Aunque ya hubiera cumplido treinta años, seguía siendo un niño, alto, delgado y muy morenito; su tez tostada lucía como un vivaracho grano de café. Sus ojos oscuros desprendían una alta fiereza y -a la par- una gran desolación, como si corriera sangre negra por sus venas. Sus largos cabellos rizados eran azabache recién fundido; se los recogía en una cola de caballo, por timidez; pues pensaba que su cara larga con boca de labios finos, (enmarcados por una romántica mosca y un fino bigotito), ya destacaba bastante en aquel cuerpo racial, alto como un suspiro. Ardiente y apasionado, con su pelo recogido, Sigfrido lucía como un noble hijo del calor.
Tras acabar sus estudios, sólo había logrado un trabajo como profesor de solfeo en una vieja academia de música. Tampoco allí tenían calefacción. En su lugar, unas estufas de gas eran trasladadas de clase en clase según un horario circular. Pero al joven profesor le resultaba peor el remedio que el conflicto: Sigfrido odiaba al gas más que al frío. Tras cuatro horas diarias de clase, salía a la calle completamente aturdido, buscando nubes de oxígeno reparador. El gas anestesiaba peligrosamente su cabeza y no le permitía pensar; por esa razón, en su casa -salvo la hornilla de la cocina- todo era eléctrico. Además de calentarse -gracias a la electricidad- oía música y podía componerla en su teclado; le debía, pues, más de la mitad de su vida.

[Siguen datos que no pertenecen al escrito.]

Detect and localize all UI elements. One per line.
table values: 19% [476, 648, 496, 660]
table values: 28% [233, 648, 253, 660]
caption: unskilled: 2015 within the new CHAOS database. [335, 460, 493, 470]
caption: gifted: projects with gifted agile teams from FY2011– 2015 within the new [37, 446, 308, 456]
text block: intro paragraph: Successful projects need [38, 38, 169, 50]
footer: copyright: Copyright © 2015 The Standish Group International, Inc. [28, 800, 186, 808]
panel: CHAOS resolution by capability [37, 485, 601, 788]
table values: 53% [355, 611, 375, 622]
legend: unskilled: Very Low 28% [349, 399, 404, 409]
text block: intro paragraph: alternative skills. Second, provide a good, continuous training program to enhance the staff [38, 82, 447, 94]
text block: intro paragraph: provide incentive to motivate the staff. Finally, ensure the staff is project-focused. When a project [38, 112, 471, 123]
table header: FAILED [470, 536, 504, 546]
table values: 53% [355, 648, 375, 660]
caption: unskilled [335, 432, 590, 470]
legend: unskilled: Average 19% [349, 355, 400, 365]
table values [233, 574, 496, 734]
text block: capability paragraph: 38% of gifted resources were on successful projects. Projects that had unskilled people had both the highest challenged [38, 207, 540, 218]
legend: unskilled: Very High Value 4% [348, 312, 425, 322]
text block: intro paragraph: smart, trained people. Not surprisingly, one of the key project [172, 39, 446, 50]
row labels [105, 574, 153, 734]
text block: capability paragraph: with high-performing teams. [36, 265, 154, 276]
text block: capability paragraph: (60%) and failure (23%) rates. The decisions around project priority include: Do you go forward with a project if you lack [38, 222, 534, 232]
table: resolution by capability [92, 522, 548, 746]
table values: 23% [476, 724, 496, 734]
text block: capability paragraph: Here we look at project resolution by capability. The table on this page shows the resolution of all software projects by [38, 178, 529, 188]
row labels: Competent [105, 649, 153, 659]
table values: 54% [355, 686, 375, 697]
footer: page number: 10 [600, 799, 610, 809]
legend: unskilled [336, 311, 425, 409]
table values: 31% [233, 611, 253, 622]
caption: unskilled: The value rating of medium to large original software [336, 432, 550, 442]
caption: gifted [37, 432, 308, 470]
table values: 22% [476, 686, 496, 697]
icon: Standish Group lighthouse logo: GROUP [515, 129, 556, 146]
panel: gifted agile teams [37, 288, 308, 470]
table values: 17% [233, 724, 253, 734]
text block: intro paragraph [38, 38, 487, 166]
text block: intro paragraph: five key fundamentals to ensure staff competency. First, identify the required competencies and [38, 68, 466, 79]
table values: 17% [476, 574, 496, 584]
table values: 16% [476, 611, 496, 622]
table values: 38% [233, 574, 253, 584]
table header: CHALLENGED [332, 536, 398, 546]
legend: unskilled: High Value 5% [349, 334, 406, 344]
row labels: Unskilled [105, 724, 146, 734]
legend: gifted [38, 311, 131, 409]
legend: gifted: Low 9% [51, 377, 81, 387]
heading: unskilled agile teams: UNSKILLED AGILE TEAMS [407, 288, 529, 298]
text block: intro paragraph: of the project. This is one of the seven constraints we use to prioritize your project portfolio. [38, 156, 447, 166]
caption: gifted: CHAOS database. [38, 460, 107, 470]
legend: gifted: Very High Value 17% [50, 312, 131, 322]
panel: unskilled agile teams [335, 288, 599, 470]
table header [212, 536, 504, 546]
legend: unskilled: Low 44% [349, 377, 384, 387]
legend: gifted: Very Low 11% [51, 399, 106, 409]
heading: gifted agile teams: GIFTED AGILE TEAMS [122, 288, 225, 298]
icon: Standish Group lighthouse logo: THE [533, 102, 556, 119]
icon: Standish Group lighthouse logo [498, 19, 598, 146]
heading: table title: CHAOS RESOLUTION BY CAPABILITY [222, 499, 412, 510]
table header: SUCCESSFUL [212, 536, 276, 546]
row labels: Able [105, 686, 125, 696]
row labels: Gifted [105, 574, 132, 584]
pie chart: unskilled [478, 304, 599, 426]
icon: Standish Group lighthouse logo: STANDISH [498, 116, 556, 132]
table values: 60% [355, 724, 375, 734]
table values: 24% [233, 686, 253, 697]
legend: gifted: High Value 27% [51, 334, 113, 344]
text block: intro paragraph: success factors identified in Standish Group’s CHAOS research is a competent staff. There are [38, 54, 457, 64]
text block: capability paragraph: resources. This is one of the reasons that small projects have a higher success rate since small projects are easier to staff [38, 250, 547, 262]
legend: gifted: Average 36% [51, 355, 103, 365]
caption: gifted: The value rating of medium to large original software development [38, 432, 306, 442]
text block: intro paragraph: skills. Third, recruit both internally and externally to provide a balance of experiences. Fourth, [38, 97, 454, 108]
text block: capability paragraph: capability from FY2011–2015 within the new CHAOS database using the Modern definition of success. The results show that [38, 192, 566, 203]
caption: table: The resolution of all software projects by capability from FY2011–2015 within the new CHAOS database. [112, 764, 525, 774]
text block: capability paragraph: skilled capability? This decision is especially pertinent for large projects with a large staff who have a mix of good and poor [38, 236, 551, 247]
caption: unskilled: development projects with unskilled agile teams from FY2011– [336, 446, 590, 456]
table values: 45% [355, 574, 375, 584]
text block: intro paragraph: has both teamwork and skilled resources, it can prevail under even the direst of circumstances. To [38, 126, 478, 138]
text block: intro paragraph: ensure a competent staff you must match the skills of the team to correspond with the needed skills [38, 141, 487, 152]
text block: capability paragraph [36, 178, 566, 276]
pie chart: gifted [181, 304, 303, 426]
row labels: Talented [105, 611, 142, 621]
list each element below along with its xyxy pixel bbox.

Aunque sus composiciones se pasaran meses y años en los cajones de los editores musicales de todo el país, Sigfrido no cejaba en el intento: estaba convencido del valor de su música. El silencio por respuesta resulta un episodio lamentable para cualquier artista -conozco a muchos- pero, para un músico resulta peor aún que la muerte. Cuando sucumbía a la tristeza por el presente de su obra, Sigfrido seguía trabajando en un secreto Concierto del Frío con el que pretendía exorcizar a su enemigo. Y aunque lo había comenzado hacía ya varios veranos, no encontraba nunca la forma de concluirlo. Quería liberar en su música demasiados odios que le oprimían, y eso -como es sabido- resulta nefasto para cualquier obra artística.

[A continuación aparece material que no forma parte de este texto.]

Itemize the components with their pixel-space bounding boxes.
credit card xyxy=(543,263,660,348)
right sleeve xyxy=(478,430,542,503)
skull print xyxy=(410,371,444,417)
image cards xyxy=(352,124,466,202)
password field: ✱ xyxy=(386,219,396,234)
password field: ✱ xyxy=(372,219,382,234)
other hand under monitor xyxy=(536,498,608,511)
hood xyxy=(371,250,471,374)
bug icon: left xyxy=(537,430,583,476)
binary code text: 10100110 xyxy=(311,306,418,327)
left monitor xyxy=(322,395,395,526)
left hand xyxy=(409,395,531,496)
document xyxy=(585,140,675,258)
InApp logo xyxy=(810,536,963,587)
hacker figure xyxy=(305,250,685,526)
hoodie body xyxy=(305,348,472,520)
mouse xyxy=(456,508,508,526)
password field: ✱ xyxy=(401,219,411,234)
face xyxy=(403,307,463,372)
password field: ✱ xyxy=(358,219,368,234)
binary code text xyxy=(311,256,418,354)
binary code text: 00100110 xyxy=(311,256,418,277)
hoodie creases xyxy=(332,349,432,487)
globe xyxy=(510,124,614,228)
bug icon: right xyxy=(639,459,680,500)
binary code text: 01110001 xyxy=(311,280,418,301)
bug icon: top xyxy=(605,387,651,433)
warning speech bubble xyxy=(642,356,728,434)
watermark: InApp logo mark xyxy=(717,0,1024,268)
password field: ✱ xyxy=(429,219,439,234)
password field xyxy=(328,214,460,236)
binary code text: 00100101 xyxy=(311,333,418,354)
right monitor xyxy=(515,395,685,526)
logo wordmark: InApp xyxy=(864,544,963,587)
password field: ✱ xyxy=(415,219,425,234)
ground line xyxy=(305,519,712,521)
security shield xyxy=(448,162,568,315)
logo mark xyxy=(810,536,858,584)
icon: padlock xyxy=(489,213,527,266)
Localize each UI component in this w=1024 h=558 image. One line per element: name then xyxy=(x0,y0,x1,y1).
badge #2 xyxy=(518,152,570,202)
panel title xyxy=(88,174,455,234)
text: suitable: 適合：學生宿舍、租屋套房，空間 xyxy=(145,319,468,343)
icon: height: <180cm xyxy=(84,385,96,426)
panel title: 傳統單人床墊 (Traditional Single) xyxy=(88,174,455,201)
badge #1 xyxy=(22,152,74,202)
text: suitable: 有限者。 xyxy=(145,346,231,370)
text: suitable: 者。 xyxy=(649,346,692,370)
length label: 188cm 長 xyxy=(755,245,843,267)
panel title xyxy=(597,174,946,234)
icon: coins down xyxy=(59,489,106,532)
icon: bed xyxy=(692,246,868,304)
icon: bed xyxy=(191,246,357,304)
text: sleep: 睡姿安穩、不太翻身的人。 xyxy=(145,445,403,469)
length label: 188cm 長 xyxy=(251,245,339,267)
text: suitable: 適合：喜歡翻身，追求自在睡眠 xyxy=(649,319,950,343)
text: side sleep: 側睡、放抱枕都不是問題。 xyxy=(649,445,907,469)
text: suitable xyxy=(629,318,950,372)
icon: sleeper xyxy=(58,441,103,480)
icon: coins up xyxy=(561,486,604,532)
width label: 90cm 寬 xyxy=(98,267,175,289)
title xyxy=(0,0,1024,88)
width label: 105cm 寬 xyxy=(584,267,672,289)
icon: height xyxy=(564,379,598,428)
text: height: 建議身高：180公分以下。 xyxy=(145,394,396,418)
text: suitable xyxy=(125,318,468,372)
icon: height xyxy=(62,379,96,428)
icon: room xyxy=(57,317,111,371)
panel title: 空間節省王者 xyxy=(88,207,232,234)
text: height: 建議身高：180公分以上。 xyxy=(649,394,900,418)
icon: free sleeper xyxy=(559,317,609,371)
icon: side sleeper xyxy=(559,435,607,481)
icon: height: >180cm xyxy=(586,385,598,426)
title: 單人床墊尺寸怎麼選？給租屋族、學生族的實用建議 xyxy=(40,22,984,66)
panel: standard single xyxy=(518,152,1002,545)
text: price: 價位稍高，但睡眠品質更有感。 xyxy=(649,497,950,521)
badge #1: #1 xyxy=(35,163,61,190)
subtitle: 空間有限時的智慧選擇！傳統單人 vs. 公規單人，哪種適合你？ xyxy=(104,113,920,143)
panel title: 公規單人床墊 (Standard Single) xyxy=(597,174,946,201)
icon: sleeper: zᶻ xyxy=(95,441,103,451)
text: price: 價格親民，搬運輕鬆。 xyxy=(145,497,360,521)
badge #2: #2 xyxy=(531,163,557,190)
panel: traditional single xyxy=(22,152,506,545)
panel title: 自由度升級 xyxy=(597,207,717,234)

Para que un conjuro surta efecto es preciso tener un método y saber calcular una progresión, como cuando se enciende una hoguera.Suele ocurrir que al neófito se le ahoguen en humo las primeras llamas; el fuego tiene su ciencia. En primer lugar, hay que apilar un montón de ramitas delgadas, y colocar bajo ellas, paja, retama o papeles, para que prendan con mayor facilidad. Cuando se consiguen las primeras llamitas, se debe alimentar el fuego incipiente con otras ramas medianas para conseguir llamas más fuertes, lo que permitirá que la candela crezca y el fuego anide en los troncos. Y si en algún paso de los citados se extingue el fuego, es obligatorio comenzar de nuevo con mucha paciencia y perseverancia, como si insistiéramos a base de caricias con un amante renuente. Por eso, Sigfrido no conseguía alcanzar nunca el final de su obra, era demasiado apasionado para dominar el arte de la templanza. La llamarada de su concierto helado desprendía calorías múltiples, pero siempre terminaba apagándosele.

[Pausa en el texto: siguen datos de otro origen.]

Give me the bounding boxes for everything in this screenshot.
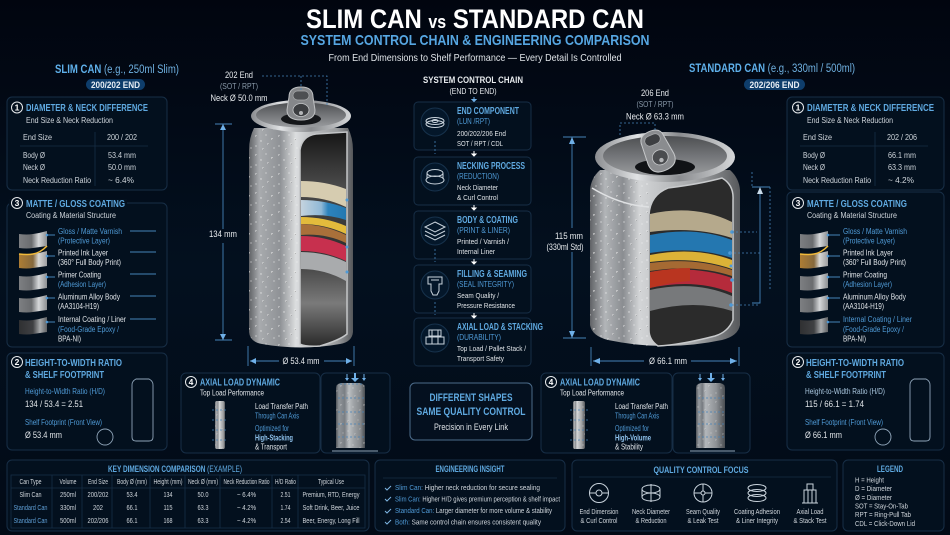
can body xyxy=(590,170,740,346)
step: filling and seaming xyxy=(414,265,531,313)
step: end component: 200/202/206 End xyxy=(457,129,506,138)
panel: quality control focus: & Leak Test xyxy=(688,518,719,525)
panel: matte gloss coating, slim: (Protective Layer) xyxy=(58,236,110,246)
panel: matte gloss coating, standard: Gloss / Matte Varnish xyxy=(843,227,907,236)
table header row: Height (mm) xyxy=(154,479,182,486)
panel: height to width ratio, standard: & SHELF FOOTPRINT xyxy=(806,369,886,381)
standard can dimension labels: Neck Ø 63.3 mm xyxy=(626,112,684,122)
panel: diameter and neck difference, slim: Neck Reduction Ratio xyxy=(23,176,91,185)
standard can dimension labels: (330ml Std) xyxy=(546,242,584,253)
panel: diameter and neck difference, slim: 200 / 202 xyxy=(107,132,137,142)
panel: axial load dynamic, standard: Top Load Performance xyxy=(560,388,624,398)
table header row: Can Type xyxy=(20,479,42,486)
can body xyxy=(249,128,353,348)
standard can header: STANDARD CAN (e.g., 330ml / 500ml) xyxy=(689,63,855,75)
step: filling and seaming: Seam Quality / xyxy=(457,291,500,300)
panel: diameter and neck difference, standard: 66.1 mm xyxy=(888,151,916,160)
panel: matte gloss coating, slim xyxy=(7,198,167,347)
panel: height to width ratio, slim: & SHELF FOOTPRINT xyxy=(25,369,104,381)
panel: engineering insight: Both: Same control chain ensures consistent quality xyxy=(395,520,541,526)
table row: standard can 330ml: 63.3 xyxy=(198,505,209,512)
panel: axial load dynamic, standard: Load Transfer Path xyxy=(615,402,668,411)
table row: standard can 500ml: Standard Can xyxy=(14,518,48,525)
chain heading: SYSTEM CONTROL CHAIN xyxy=(423,75,523,86)
panel: engineering insight xyxy=(375,460,565,531)
table row: standard can 500ml xyxy=(14,518,360,525)
panel: matte gloss coating, standard: (360° Full Body Print) xyxy=(843,258,906,267)
table row: slim can: Premium, RTD, Energy xyxy=(302,492,360,499)
panel: engineering insight: Standard Can: Larger diameter for more volume & stability xyxy=(395,508,552,515)
panel: axial load dynamic, standard: High-Volume xyxy=(615,434,651,442)
slim can dimension labels: Neck Ø 50.0 mm xyxy=(210,93,268,104)
panel: quality control focus: & Stack Test xyxy=(794,518,827,525)
panel: diameter and neck difference, slim: End Size & Neck Reduction xyxy=(26,116,113,125)
panel: matte gloss coating, standard: Printed Ink Layer xyxy=(843,248,893,258)
standard can dimension labels: Ø 66.1 mm xyxy=(649,356,687,367)
callout: different shapes same quality control: DIFFERENT SHAPES xyxy=(430,392,512,404)
table row: slim can xyxy=(20,492,360,499)
slim can header: 200/202 END xyxy=(91,80,140,90)
tagline: From End Dimensions to Shelf Performance — Every Detail Is Controlled xyxy=(328,52,622,64)
panel: quality control focus: & Liner Integrity xyxy=(736,518,778,525)
panel: diameter and neck difference, standard: Body Ø xyxy=(803,151,825,160)
slim can illustration xyxy=(249,76,353,348)
panel: axial load dynamic, standard: AXIAL LOAD DYNAMIC xyxy=(560,376,640,388)
panel: matte gloss coating, standard: (Food-Grade Epoxy / xyxy=(843,325,905,334)
main title: SLIM CAN vs STANDARD CAN xyxy=(306,4,644,34)
panel: matte gloss coating, slim: (Adhesion Layer) xyxy=(58,280,106,289)
icon: coating adhesion xyxy=(748,484,766,502)
table row: slim can: 250ml xyxy=(60,492,76,499)
title block xyxy=(300,4,650,64)
panel: axial load dynamic, standard: Optimized for xyxy=(615,424,649,433)
panel: diameter and neck difference, slim: 1 xyxy=(15,102,20,112)
panel: matte gloss coating, standard: Coating & Material Structure xyxy=(807,211,897,220)
step: end component: (LUN /RPT) xyxy=(457,117,490,126)
slim can dimension labels: 134 mm xyxy=(209,229,237,240)
table row: standard can 330ml: 115 xyxy=(164,505,173,512)
panel: height to width ratio, standard: 115 / 66.1 = 1.74 xyxy=(805,399,864,410)
panel: height to width ratio, standard xyxy=(787,353,944,450)
standard can dimension labels xyxy=(546,88,739,367)
table row: standard can 330ml: 66.1 xyxy=(126,505,138,512)
panel: height to width ratio, standard: Height-to-Width Ratio (H/D) xyxy=(805,387,885,396)
panel: height to width ratio, slim: Height-to-Width Ratio (H/D) xyxy=(25,387,105,396)
panel: matte gloss coating, standard: (Protective Layer) xyxy=(843,236,895,246)
table row: standard can 500ml: 63.3 xyxy=(198,518,209,525)
standard can illustration xyxy=(590,126,770,346)
panel: legend: RPT = Ring-Pull Tab xyxy=(855,510,911,519)
table row: standard can 500ml: 500ml xyxy=(60,518,76,525)
slim can header: SLIM CAN (e.g., 250ml Slim) xyxy=(55,64,179,76)
table row: standard can 500ml: Beer, Energy, Long Fill xyxy=(302,518,360,525)
slim can header xyxy=(55,64,179,90)
panel: quality control focus xyxy=(572,460,837,531)
table header row: Volume xyxy=(60,479,77,486)
panel: diameter and neck difference, standard: Neck Reduction Ratio xyxy=(803,176,871,185)
system control chain: (END TO END) xyxy=(450,86,497,96)
panel: diameter and neck difference, standard: End Size xyxy=(803,132,832,142)
panel: diameter and neck difference, standard: End Size & Neck Reduction xyxy=(807,116,893,125)
step: body and coating: Internal Liner xyxy=(457,247,495,256)
panel: axial load dynamic, slim: Top Load Performance xyxy=(200,388,264,398)
table header row: Neck Reduction Ratio xyxy=(224,479,270,486)
panel: matte gloss coating, standard: 3 xyxy=(796,198,801,208)
table row: standard can 500ml: 202/206 xyxy=(88,518,109,525)
icon: axial load xyxy=(802,484,818,503)
step: axial load and stacking: AXIAL LOAD & STACKING xyxy=(457,321,543,333)
panel: matte gloss coating, standard: BPA-NI) xyxy=(843,334,866,344)
table row: slim can: 2.51 xyxy=(280,492,291,499)
panel: legend: LEGEND xyxy=(877,464,903,474)
table header row: Neck Ø (mm) xyxy=(188,479,218,486)
panel: diameter and neck difference, standard: 63.3 mm xyxy=(888,163,916,172)
panel: matte gloss coating, slim: MATTE / GLOSS COATING xyxy=(26,198,125,210)
step: end component xyxy=(414,102,531,150)
cutaway interior xyxy=(649,178,733,346)
panel: height to width ratio, slim xyxy=(7,353,167,450)
slim can dimension labels: (SOT / RPT) xyxy=(220,81,258,91)
panel: diameter and neck difference, slim: 53.4 mm xyxy=(108,151,136,160)
panel: axial load dynamic, slim: AXIAL LOAD DYNAMIC xyxy=(200,376,280,388)
step: axial load and stacking: (DURABILITY) xyxy=(457,333,501,342)
panel: diameter and neck difference, slim xyxy=(7,97,167,190)
standard can dimension labels: 115 mm xyxy=(555,231,583,242)
slim can dimension labels: Ø 53.4 mm xyxy=(282,356,320,367)
slim can dimension labels xyxy=(209,70,354,367)
table row: standard can 500ml: ~ 4.2% xyxy=(237,518,256,525)
step: body and coating: Printed / Varnish / xyxy=(457,237,510,246)
standard can header: 202/206 END xyxy=(750,80,800,90)
panel: axial load dynamic, slim xyxy=(181,373,390,453)
panel: axial load dynamic, slim: Load Transfer Path xyxy=(255,402,308,411)
panel: engineering insight: ENGINEERING INSIGHT xyxy=(436,464,505,474)
step: necking process: Neck Diameter xyxy=(457,183,498,192)
table row: standard can 330ml: 330ml xyxy=(60,505,76,512)
icon: end dimension xyxy=(589,484,609,502)
step: body and coating xyxy=(414,211,531,259)
panel: axial load dynamic, slim: 4 xyxy=(189,377,194,387)
panel: diameter and neck difference, slim: Body Ø xyxy=(23,151,45,160)
panel: key dimension comparison table xyxy=(7,460,369,531)
step: body and coating: BODY & COATING xyxy=(457,214,518,226)
panel: diameter and neck difference, slim: 50.0 mm xyxy=(108,163,136,172)
panel: matte gloss coating, standard: Aluminum Alloy Body xyxy=(843,292,906,302)
panel: matte gloss coating, slim: Internal Coating / Liner xyxy=(58,315,126,324)
panel: diameter and neck difference, slim: Neck Ø xyxy=(23,163,45,172)
panel: diameter and neck difference, slim: ~ 6.4% xyxy=(108,176,134,185)
table row: slim can: 134 xyxy=(164,492,173,499)
callout: different shapes same quality control: SAME QUALITY CONTROL xyxy=(416,406,526,418)
chain arrows xyxy=(472,97,476,318)
panel: height to width ratio, standard: Ø 66.1 mm xyxy=(805,430,842,441)
system control chain xyxy=(414,75,543,366)
panel: height to width ratio, standard: Shelf Footprint (Front View) xyxy=(805,418,883,427)
panel: legend: CDL = Click-Down Lid xyxy=(855,519,915,528)
step: axial load and stacking: Transport Safety xyxy=(457,354,504,363)
panel: matte gloss coating, slim: Gloss / Matte Varnish xyxy=(58,227,122,236)
panel: matte gloss coating, slim: Primer Coating xyxy=(58,270,101,280)
panel: matte gloss coating, slim: Printed Ink Layer xyxy=(58,248,108,258)
panel: height to width ratio, standard: HEIGHT-TO-WIDTH RATIO xyxy=(806,357,904,369)
table row: slim can: 50.0 xyxy=(198,492,209,499)
icon: seam quality xyxy=(694,484,712,502)
panel: diameter and neck difference, slim: DIAMETER & NECK DIFFERENCE xyxy=(26,102,148,114)
table row: standard can 330ml: 202 xyxy=(93,505,103,512)
panel: matte gloss coating, slim: (Food-Grade Epoxy / xyxy=(58,325,120,334)
panel: legend: Ø = Diameter xyxy=(855,493,892,502)
panel: axial load dynamic, slim: High-Stacking xyxy=(255,434,293,442)
panel: quality control focus: Neck Diameter xyxy=(632,509,671,516)
step: filling and seaming: Pressure Resistance xyxy=(457,301,515,310)
table row: standard can 330ml: ~ 4.2% xyxy=(237,505,256,512)
panel: height to width ratio, slim: 2 xyxy=(15,357,20,367)
panel: legend: H = Height xyxy=(855,476,885,484)
panel: matte gloss coating, slim: Coating & Material Structure xyxy=(26,211,116,220)
panel: axial load dynamic, standard: 4 xyxy=(549,377,554,387)
panel: matte gloss coating, standard: (AA3104-H19) xyxy=(843,302,884,311)
step: end component: SOT / RPT / CDL xyxy=(457,139,503,148)
table row: standard can 330ml: Soft Drink, Beer, Juice xyxy=(302,505,360,512)
panel: height to width ratio, slim: 134 / 53.4 = 2.51 xyxy=(25,399,83,410)
cutaway coating bands xyxy=(650,210,732,311)
panel: matte gloss coating, standard: Primer Coating xyxy=(843,270,887,280)
panel: diameter and neck difference, standard: 202 / 206 xyxy=(887,132,917,142)
table row: standard can 500ml: 168 xyxy=(164,518,173,525)
panel: diameter and neck difference, standard: ~ 4.2% xyxy=(888,176,914,185)
panel: quality control focus: & Curl Control xyxy=(580,518,618,525)
icon: neck diameter xyxy=(642,484,660,502)
standard can dimension labels: 206 End xyxy=(641,88,669,99)
step: necking process xyxy=(414,157,531,205)
panel: height to width ratio, slim: HEIGHT-TO-WIDTH RATIO xyxy=(25,357,122,369)
table row: slim can: 200/202 xyxy=(88,492,109,499)
table row: standard can 330ml: 1.74 xyxy=(280,505,291,512)
panel: quality control focus: Seam Quality xyxy=(686,509,720,516)
panel: quality control focus: End Dimension xyxy=(580,509,619,516)
panel: matte gloss coating, slim: BPA-NI) xyxy=(58,334,81,344)
panel: matte gloss coating, slim: (360° Full Body Print) xyxy=(58,258,121,267)
standard can header xyxy=(689,63,855,90)
table row: slim can: Slim Can xyxy=(20,492,42,499)
subtitle: SYSTEM CONTROL CHAIN & ENGINEERING COMPARISON xyxy=(300,32,650,49)
table row: standard can 330ml: Standard Can xyxy=(14,505,48,512)
step: body and coating: (PRINT & LINER) xyxy=(457,226,510,235)
panel: axial load dynamic, standard: Through Can Axis xyxy=(615,412,659,420)
table row: standard can 330ml xyxy=(14,505,360,512)
table row: standard can 500ml: 2.54 xyxy=(280,518,291,525)
step: axial load and stacking xyxy=(414,318,543,366)
panel: axial load dynamic, slim: & Transport xyxy=(255,442,288,452)
panel: axial load dynamic, standard: & Stability xyxy=(615,442,643,452)
cutaway interior xyxy=(300,132,347,346)
panel: height to width ratio, slim: Ø 53.4 mm xyxy=(25,430,62,441)
can pull tab xyxy=(636,126,679,176)
table header row: H/D Ratio xyxy=(275,479,296,486)
panel: height to width ratio, standard: 2 xyxy=(796,357,801,367)
panel: matte gloss coating, standard: (Adhesion Layer) xyxy=(843,280,892,289)
panel: legend: SOT = Stay-On-Tab xyxy=(855,502,908,510)
step: axial load and stacking: Top Load / Pallet Stack / xyxy=(457,344,527,353)
cutaway coating bands xyxy=(301,181,346,281)
slim can dimension labels: 202 End xyxy=(225,70,253,81)
panel: engineering insight: Slim Can: Higher neck reduction for secure sealing xyxy=(395,485,540,492)
can pull tab xyxy=(287,87,315,120)
panel: axial load dynamic, slim: Optimized for xyxy=(255,424,289,433)
panel: matte gloss coating, slim: 3 xyxy=(15,198,20,208)
step: necking process: & Curl Control xyxy=(457,193,498,202)
panel: quality control focus: Coating Adhesion xyxy=(734,509,780,516)
panel: axial load dynamic, standard xyxy=(541,373,750,453)
panel: quality control focus: & Reduction xyxy=(636,518,667,525)
step: end component: END COMPONENT xyxy=(457,105,519,117)
table row: slim can: ~ 6.4% xyxy=(237,492,256,499)
panel: diameter and neck difference, slim: End Size xyxy=(23,132,52,142)
step: necking process: (REDUCTION) xyxy=(457,172,499,181)
panel: matte gloss coating, slim: Aluminum Alloy Body xyxy=(58,292,120,302)
panel: matte gloss coating, standard: Internal Coating / Liner xyxy=(843,315,912,324)
step: filling and seaming: FILLING & SEAMING xyxy=(457,268,527,280)
panel: quality control focus: Axial Load xyxy=(796,509,824,516)
panel: legend: D = Diameter xyxy=(855,484,892,493)
step: filling and seaming: (SEAL INTEGRITY) xyxy=(457,280,514,289)
callout: different shapes same quality control: Precision in Every Link xyxy=(434,422,508,432)
panel: matte gloss coating, slim: (AA3104-H19) xyxy=(58,302,99,311)
panel: diameter and neck difference, standard: 1 xyxy=(796,102,801,112)
panel: key dimension comparison table: KEY DIMENSION COMPARISON (EXAMPLE) xyxy=(108,464,242,474)
panel: matte gloss coating, standard: MATTE / GLOSS COATING xyxy=(807,198,907,210)
panel: diameter and neck difference, standard xyxy=(787,97,944,190)
can rim xyxy=(251,100,351,132)
callout: different shapes same quality control xyxy=(410,383,532,440)
panel: height to width ratio, slim: Shelf Footprint (Front View) xyxy=(25,418,102,427)
panel: axial load dynamic, slim: Through Can Axis xyxy=(255,412,299,420)
table row: standard can 500ml: 66.1 xyxy=(126,518,138,525)
table header row: Typical Use xyxy=(318,479,344,486)
table header row: Body Ø (mm) xyxy=(117,479,147,486)
table header row: End Size xyxy=(88,479,108,486)
table header row xyxy=(20,479,344,486)
panel: diameter and neck difference, standard: Neck Ø xyxy=(803,163,825,172)
panel: engineering insight: Slim Can: Higher H/D gives premium perception & shelf impact xyxy=(395,496,560,504)
step: necking process: NECKING PROCESS xyxy=(457,160,525,172)
panel: quality control focus: QUALITY CONTROL FOCUS xyxy=(654,465,748,476)
can rim xyxy=(595,132,735,182)
standard can dimension labels: (SOT / RPT) xyxy=(636,99,674,109)
panel: legend xyxy=(843,460,944,531)
table row: slim can: 53.4 xyxy=(126,492,138,499)
panel: matte gloss coating, standard xyxy=(787,192,944,347)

Vivía solo en la buhardilla de un palacio señorial; y aunque nunca le faltaban amantes, aún no se había tropezado con esa compañía perenne que habría de compartir sus más íntimos juegos hasta el final de sus días. La escueta vivienda sufría muchas carencias en invierno: pocas puertas y demasiadas ventanas para mantenerla caliente. A partir de Octubre, Sigfrido levantaba barricadas contra el frío, aplicando silicona en las juntas de los tragaluces, burlete en el marco de las ventanas, y cortinas ante cualquiera de los huecos restantes; los bajos de las puertas los tapaba con toallas. Un disciplinado ejército de infernillos, estufas y placas con termostato, eran sus aliados más efectivos en aquella larga y terrible contienda que se repetía todos los años. Aunque lo que a Sigfrido le parecía más indigno de su enemigo, era la forma en que atacaba el frío. No se trataba ya de la molesta humedad del mar, ni del nudo angustioso del viento, ni de la pesadez líquida de la lluvia; el frío le escupía salivazos infestándole de hielo. La sensación era demasiado intensa, larga y humillante, como para que un humano de sangre caliente pudiese aceptar tal interferencia. Se lo oyó decir a un actor fracasado:
– Resulta mucho más fácil ser pobre en verano que en invierno.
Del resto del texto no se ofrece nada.